Well... it was not until the next day that I remembered this post from six years and nine days (!!) ago and I thought it was positively hilarious that six years later, my son is still referring to breastmilk as water!! (this time in English). I was telling K about it and saying... yeah, I didn't correct him this time like six years ago, saying it's milk, not water. I guess I've given up trying to convince him about that! (and I need to say, for the record, that I'm pretty sure that my son eventually talked about my milk as "milk" and not water at some point before he was weaned at age 3).
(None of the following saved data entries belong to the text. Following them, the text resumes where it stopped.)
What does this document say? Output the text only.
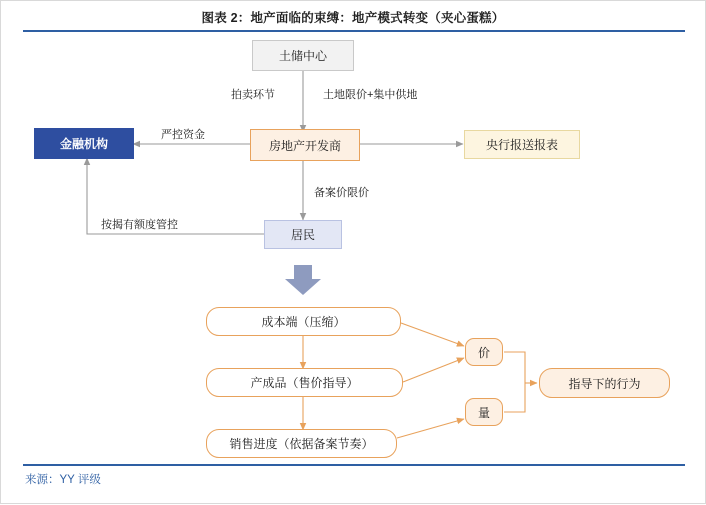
图表 2：地产面临的束缚：地产模式转变（夹心蛋糕）
来源：YY 评级
土储中心
金融机构	房地产开发商	央行报送报表
居民
成本端（压缩）
产成品（售价指导）
销售进度（依据备案节奏）
价
量
指导下的行为
拍卖环节	土地限价+集中供地
严控资金
备案价限价
按揭有额度管控
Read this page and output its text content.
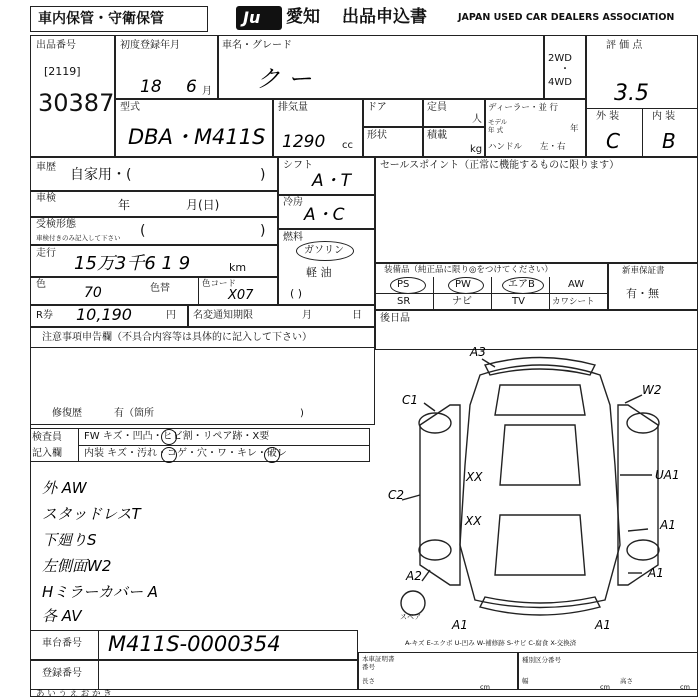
車内保管・守衛保管	Ju 愛知 出品申込書	JAPAN USED CAR DEALERS ASSOCIATION
出品番号
[2119]
30387
初度登録年月
18 6 月
車名・グレード
ク ー
2WD
・
4WD
評 価 点
3.5
外 装	内 装
C B
型式
DBA・M411S
排気量
1290 cc
ドア	定員
人
形状	積載
kg
ディーラー・並 行
モデル
年 式	年
ハンドル 左・右
車歴 自家用・(	)
車検	年	月(日)
受検形態
車検付きのみ記入して下さい (	)
走行 15万3千6 1 9	km
色
70	色替	色コード
X07
シフト
A・T
冷房
A・C
燃料
ガソリン
軽 油
( )
セールスポイント（正常に機能するものに限ります）
装備品（純正品に限り◎をつけてください）
PS	PW	エアB	AW
SR	ナビ	TV	カワシート
新車保証書
有・無
R券 10,190	円 名変通知期限	月	日
注意事項申告欄（不具合内容等は具体的に記入して下さい）
修復歴	有（箇所	)
後日品
検査員
記入欄
FW キズ・凹凸・ヒビ割・リペア跡・X要
内装 キズ・汚れ・コゲ・穴・ワ・キレ・破レ
外 AW
スタッドレスT
下廻りS
左側面W2
Hミラーカバー A
各 AV
A3
W2
C1
UA1
XX
XX
C2
A1
A1
A2
A1	A1
スペア
A-キズ E-エクボ U-凹み W-補修跡 S-サビ C-腐食 X-交換済
車台番号 M411S-0000354
登録番号
本車証明書
番号
長さ
cm
種別区分番号
幅
cm
高さ
cm
あ い う え お か き
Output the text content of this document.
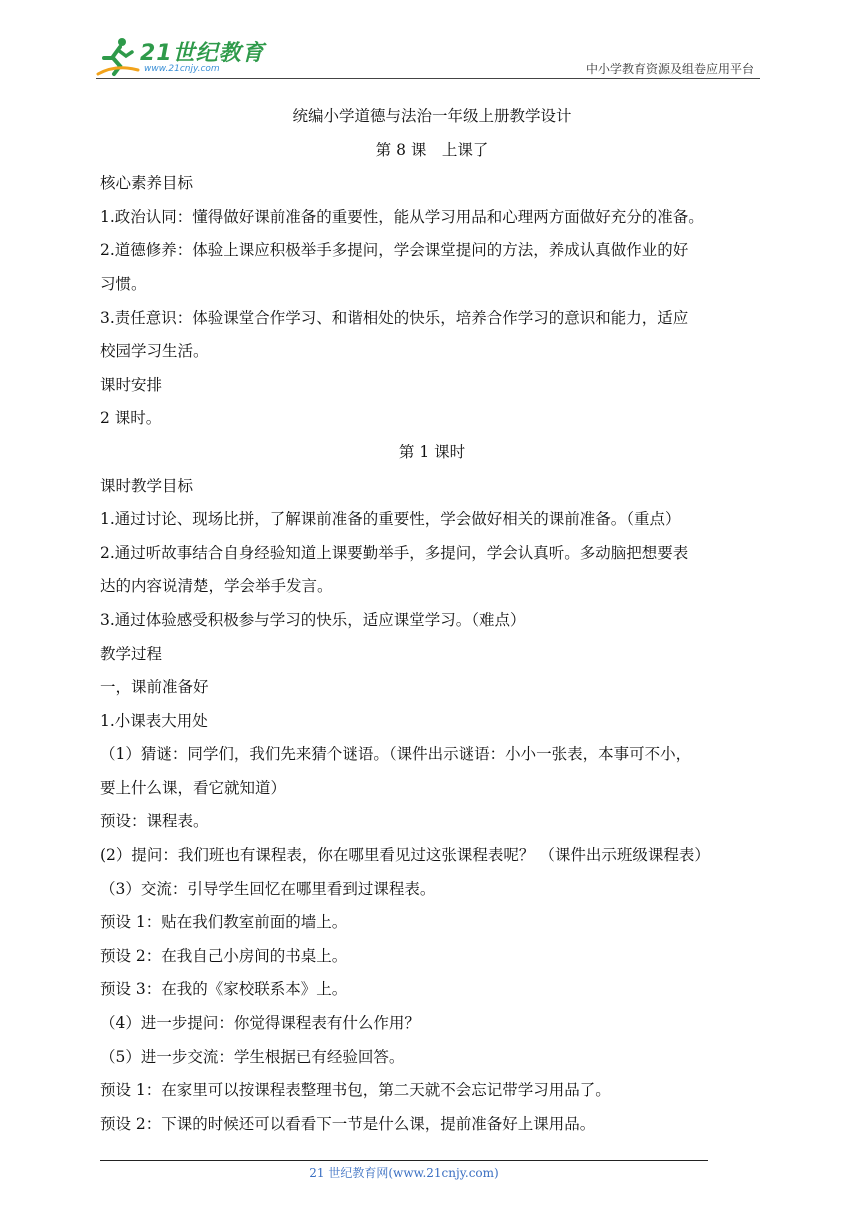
21世纪教育
www.21cnjy.com	中小学教育资源及组卷应用平台

统编小学道德与法治一年级上册教学设计

第 8 课　上课了

核心素养目标

1.政治认同：懂得做好课前准备的重要性，能从学习用品和心理两方面做好充分的准备。

2.道德修养：体验上课应积极举手多提问，学会课堂提问的方法，养成认真做作业的好

习惯。

3.责任意识：体验课堂合作学习、和谐相处的快乐，培养合作学习的意识和能力，适应

校园学习生活。

课时安排

2 课时。

第 1 课时

课时教学目标

1.通过讨论、现场比拼，了解课前准备的重要性，学会做好相关的课前准备。（重点）

2.通过听故事结合自身经验知道上课要勤举手，多提问，学会认真听。多动脑把想要表

达的内容说清楚，学会举手发言。

3.通过体验感受积极参与学习的快乐，适应课堂学习。（难点）

教学过程

一，课前准备好

1.小课表大用处

（1）猜谜：同学们，我们先来猜个谜语。（课件出示谜语：小小一张表，本事可不小，

要上什么课，看它就知道）

预设：课程表。

(2）提问：我们班也有课程表，你在哪里看见过这张课程表呢？ （课件出示班级课程表）

（3）交流：引导学生回忆在哪里看到过课程表。

预设 1：贴在我们教室前面的墙上。

预设 2：在我自己小房间的书桌上。

预设 3：在我的《家校联系本》上。

（4）进一步提问：你觉得课程表有什么作用？

（5）进一步交流：学生根据已有经验回答。

预设 1：在家里可以按课程表整理书包，第二天就不会忘记带学习用品了。

预设 2：下课的时候还可以看看下一节是什么课，提前准备好上课用品。

21 世纪教育网(www.21cnjy.com)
Sometimes I miss my babies a little bit and whine that I want another one, but when I think about it in more depth and detail, I realize that I probably couldn't handle having a baby now. I just wish I could be closer to my new nephew that's arriving next month all the way across the world so I could enjoy a brand new baby without actually having one. :(
I just watched the beautiful and moving video that my sister-in-law's friends made for her baby shower... I cried so much! And talking about milk, I hope SIL is able to breastfeed my nephew. The worst part about this nephew is not knowing when I'm going to get to meet him. Payback time. My brother didn't meet my son until he was 21 months old. :( I will never forget that day... and I'm sure the day I get to meet Danny will be unforgettable too (I may not write nephew's name here again because I don't know what my brother thinks of that).
Now, should I bring up the water/milk discussion with the 7 year old again? Nah... I think I'll let that one slide again... after all, he hasn't changed that much since he was 16 months old! ;)
* yes, I do change clothes in front of my children and, on occasion, walk around the house undressed. I know a lot of parents are uncomfortable, but that's now how it was with my own mom in our family.